Search code examples
javaalgorithmdata-structuresknuth-morris-pratt

Find the list of starting indexes of occurring of a string in another string in O(N) time complexity


Given are two strings : str1 and str2. Find all the starting indexes of str1 in str2. Example: I/p = str1: abc, str2: abckdabcgfacabc O/p = [0, 5, 12]

public static List<Integer> firstMatchingIndexes(String str1, String str2) {
    List<Integer> indexes = new ArrayList<>();
    int end = 0, n = str2.length();
    
    for(; end<n; end++) {
        int index = str2.substring(end, n).indexOf(str1)+end;
        if(index!=-1)
            indexes.add(index);
        else
            break;
        end =index + str1.length()-1;
        
    }
    
    return indexes;
}

But this approach uses indexOf() which internally has O(N) time complexity. Can KMP algorithm work here?


Solution

  • Yes, the Knuth–Morris–Pratt algorithm can be of use here.

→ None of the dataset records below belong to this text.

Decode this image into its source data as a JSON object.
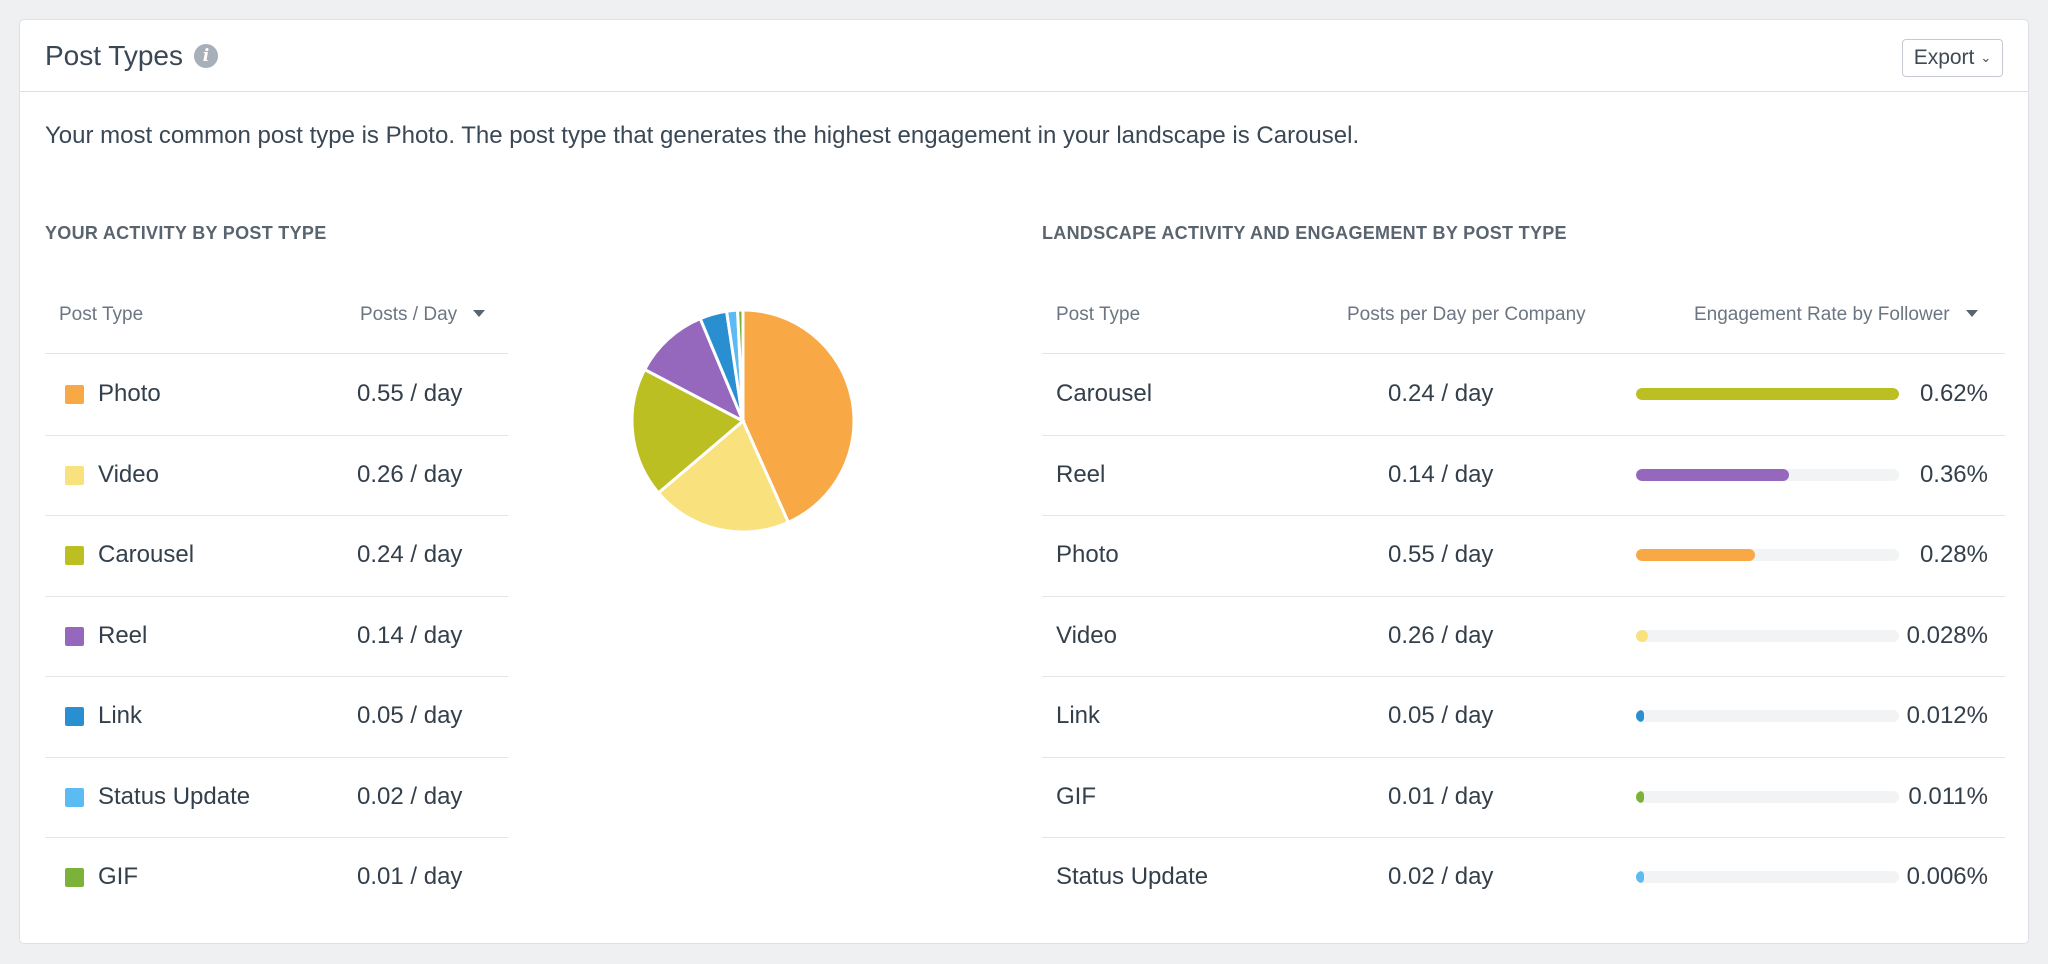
{
  "header": {
    "title": "Post Types",
    "export_label": "Export"
  },
  "summary": "Your most common post type is Photo. The post type that generates the highest engagement in your landscape is Carousel.",
  "your_activity": {
    "title": "YOUR ACTIVITY BY POST TYPE",
    "columns": {
      "post_type": "Post Type",
      "posts_per_day": "Posts / Day"
    },
    "rows": [
      {
        "label": "Photo",
        "value": "0.55 / day",
        "posts": 0.55,
        "color": "#f8a845"
      },
      {
        "label": "Video",
        "value": "0.26 / day",
        "posts": 0.26,
        "color": "#f9e17d"
      },
      {
        "label": "Carousel",
        "value": "0.24 / day",
        "posts": 0.24,
        "color": "#bcbf21"
      },
      {
        "label": "Reel",
        "value": "0.14 / day",
        "posts": 0.14,
        "color": "#9568be"
      },
      {
        "label": "Link",
        "value": "0.05 / day",
        "posts": 0.05,
        "color": "#2a8fd0"
      },
      {
        "label": "Status Update",
        "value": "0.02 / day",
        "posts": 0.02,
        "color": "#5cbbf3"
      },
      {
        "label": "GIF",
        "value": "0.01 / day",
        "posts": 0.01,
        "color": "#7cb23a"
      }
    ]
  },
  "chart_data": {
    "type": "pie",
    "categories": [
      "Photo",
      "Video",
      "Carousel",
      "Reel",
      "Link",
      "Status Update",
      "GIF"
    ],
    "values": [
      0.55,
      0.26,
      0.24,
      0.14,
      0.05,
      0.02,
      0.01
    ],
    "colors": [
      "#f8a845",
      "#f9e17d",
      "#bcbf21",
      "#9568be",
      "#2a8fd0",
      "#5cbbf3",
      "#7cb23a"
    ]
  },
  "landscape": {
    "title": "LANDSCAPE ACTIVITY AND ENGAGEMENT BY POST TYPE",
    "columns": {
      "post_type": "Post Type",
      "posts_per_day": "Posts per Day per Company",
      "engagement": "Engagement Rate by Follower"
    },
    "rows": [
      {
        "label": "Carousel",
        "posts": "0.24 / day",
        "engagement": "0.62%",
        "rate": 0.62,
        "color": "#bcbf21"
      },
      {
        "label": "Reel",
        "posts": "0.14 / day",
        "engagement": "0.36%",
        "rate": 0.36,
        "color": "#9568be"
      },
      {
        "label": "Photo",
        "posts": "0.55 / day",
        "engagement": "0.28%",
        "rate": 0.28,
        "color": "#f8a845"
      },
      {
        "label": "Video",
        "posts": "0.26 / day",
        "engagement": "0.028%",
        "rate": 0.028,
        "color": "#f9e17d"
      },
      {
        "label": "Link",
        "posts": "0.05 / day",
        "engagement": "0.012%",
        "rate": 0.012,
        "color": "#2a8fd0"
      },
      {
        "label": "GIF",
        "posts": "0.01 / day",
        "engagement": "0.011%",
        "rate": 0.011,
        "color": "#7cb23a"
      },
      {
        "label": "Status Update",
        "posts": "0.02 / day",
        "engagement": "0.006%",
        "rate": 0.006,
        "color": "#5cbbf3"
      }
    ]
  }
}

    The Wikipedia article on the Knuth–Morris–Pratt algorithm provides pseudocode for the algorithm. Here is that pseudocode ported to Java:

        static int[] kmpTable(String pattern) {
            int n = pattern.length();
            int[] partialMatchTable = new int[n+1];
            int j = 0;
    
            partialMatchTable[0] = -1;
    
            for (int i = 1; i < n; i++, j++) {
                if (pattern.charAt(i) == pattern.charAt(j)) {
                    partialMatchTable[i] = partialMatchTable[j];
                } else {
                    partialMatchTable[i] = j;
                    while (j >= 0 && pattern.charAt(i) != pattern.charAt(j)) {
                        j = partialMatchTable[j];
                    }
                }
            }
            partialMatchTable[n] = j;
            return partialMatchTable;
        }
     
        static List<Integer> kmpSearch(String needle, String haystack) {
            List<Integer> matches = new ArrayList<>();
            int m = haystack.length();
            int n = needle.length();
            if (n > m) { // Added this to avoid O(m) runtime
                return matches; // Return empty list when needle is too large
            }
            int[] partialMatchTable = kmpTable(needle);
            int j = 0, k = 0;
    
            while (j < m) {
                if (needle.charAt(k) == haystack.charAt(j)) {
                    j++;
                    k++;
                    if (k == n) {
                        matches.add(j - k);
                        k = partialMatchTable[k];
                    }
                } else {
                    k = partialMatchTable[k];
                    if (k < 0) {
                        j++;
                        k++;
                    }
                }
            }
            return matches;
        }
    
        public static void main(String args[])
        {
            System.out.println("matches: " + kmpSearch("abc", "abckdabcgfacabc"));
        }
    

    This outputs:

    matches: [0, 5, 12]
    

    Wikipedia says about the time complexity:

    the Knuth–Morris–Pratt algorithm has complexity O(𝑛), where 𝑛 is the length of 𝑆.

    And when taking into account the time needed for building the partial-match table for a pattern of length 𝑘:

    Since the two portions of the algorithm have, respectively, complexities of O(𝑘) and O(𝑛), the complexity of the overall algorithm is O(𝑛 + 𝑘).

    We can however say it is O(𝑛) when 𝑘 ≤ 𝑛. When searching with a pattern that is longer than the string to search in, the algorithm could just skip building the partial match table for such a search string and exit with an empty list (See commented code that is not present in Wikipedia's pseudocode). That way it is always O(𝑛).